We like the compact type and have moved it to full production. For us, this type is plenty vigorous—it grows at just the right height for baskets, containers and window boxes without being overwhelming. The compact type also offers the best color selection and range of the batch.

Although Sunpatiens® are new to us, they are not new to the market—they’ve been around for a while. Some politics are involved: originally, this series was a box store exclusive and we were locked out of the material by contract. When they didn’t make their numbers, Sakata opened the plant up to anyone who wanted to buy it. By that time, we had developed the attitude that if we couldn’t be first, we certainly didn’t want to be second.

Instead we tried the Ball version of this cross, the Fanfare™ series. Fanfare™ is similar to Sunpatiens® in many respects, but it has an Achilles heel that is very painful: it takes about three weeks to get the plants to flush out in a bed. Just when you start to get mad at them, they pop. Over time, we have learned how to pamper them, but we are not happy about the fact that we have had to do so—it certainly doesn’t make the Fanfare™ Series landscaper-friendly. 

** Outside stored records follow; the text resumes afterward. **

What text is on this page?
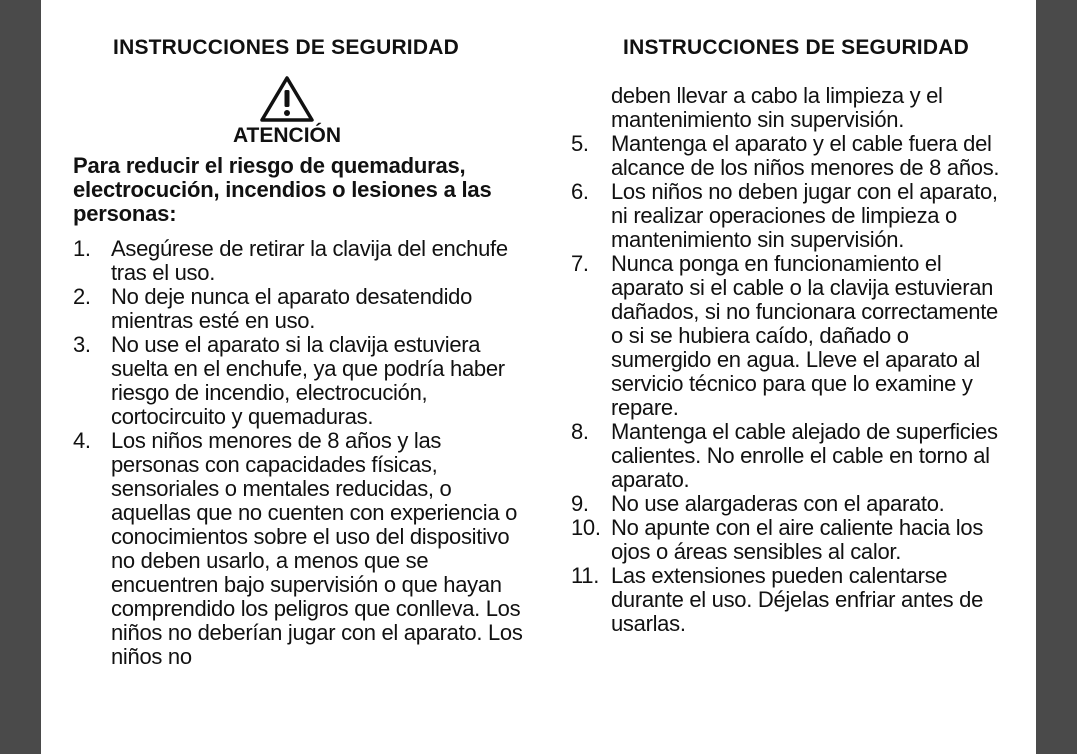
INSTRUCCIONES DE SEGURIDAD
ATENCIÓN
Para reducir el riesgo de quemaduras, electrocución, incendios o lesiones a las personas:
1. Asegúrese de retirar la clavija del enchufe tras el uso.
2. No deje nunca el aparato desatendido mientras esté en uso.
3. No use el aparato si la clavija estuviera suelta en el enchufe, ya que podría haber riesgo de incendio, electrocución, cortocircuito y quemaduras.
4. Los niños menores de 8 años y las personas con capacidades físicas, sensoriales o mentales reducidas, o aquellas que no cuenten con experiencia o conocimientos sobre el uso del dispositivo no deben usarlo, a menos que se encuentren bajo supervisión o que hayan comprendido los peligros que conlleva. Los niños no deberían jugar con el aparato. Los niños no
INSTRUCCIONES DE SEGURIDAD
deben llevar a cabo la limpieza y el mantenimiento sin supervisión.
5. Mantenga el aparato y el cable fuera del alcance de los niños menores de 8 años.
6. Los niños no deben jugar con el aparato, ni realizar operaciones de limpieza o mantenimiento sin supervisión.
7. Nunca ponga en funcionamiento el aparato si el cable o la clavija estuvieran dañados, si no funcionara correctamente o si se hubiera caído, dañado o sumergido en agua. Lleve el aparato al servicio técnico para que lo examine y repare.
8. Mantenga el cable alejado de superficies calientes. No enrolle el cable en torno al aparato.
9. No use alargaderas con el aparato.
10. No apunte con el aire caliente hacia los ojos o áreas sensibles al calor.
11. Las extensiones pueden calentarse durante el uso. Déjelas enfriar antes de usarlas.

Sunpatiens®, on the other hand, seem to thrive right out of the pot. Such immediate results speak volumes, and we are not so blinded by our attitude that we can’t see an exceptional plant when it grows right in front of us. Yes, it has box store roots—but it also exhibits the best performance in the sun, especially at the point when we care about performance the most—the install. If you want the best, you have to grow the best; the conversation stops right there. 

Now, you can’t simply plant a Sunpatiens® and call it a day. These plants require more attention than standard Impatiens because they do need water and they do sit out in the sun. They will require moist soil until they are established—usually a couple of weeks at the most. Getting them established will guarantee their success.

When you select your Impatiens this season, try some Sunpatiens® in 4-1/2 or 6-inch pots. As we mentioned, we offer the compact type this year and we are very happy with its performance. Later in the year we will be commenting on our trials of the spreading type Sunpatiens® and we’ll have some show-and-tell pieces at our Field Days in August.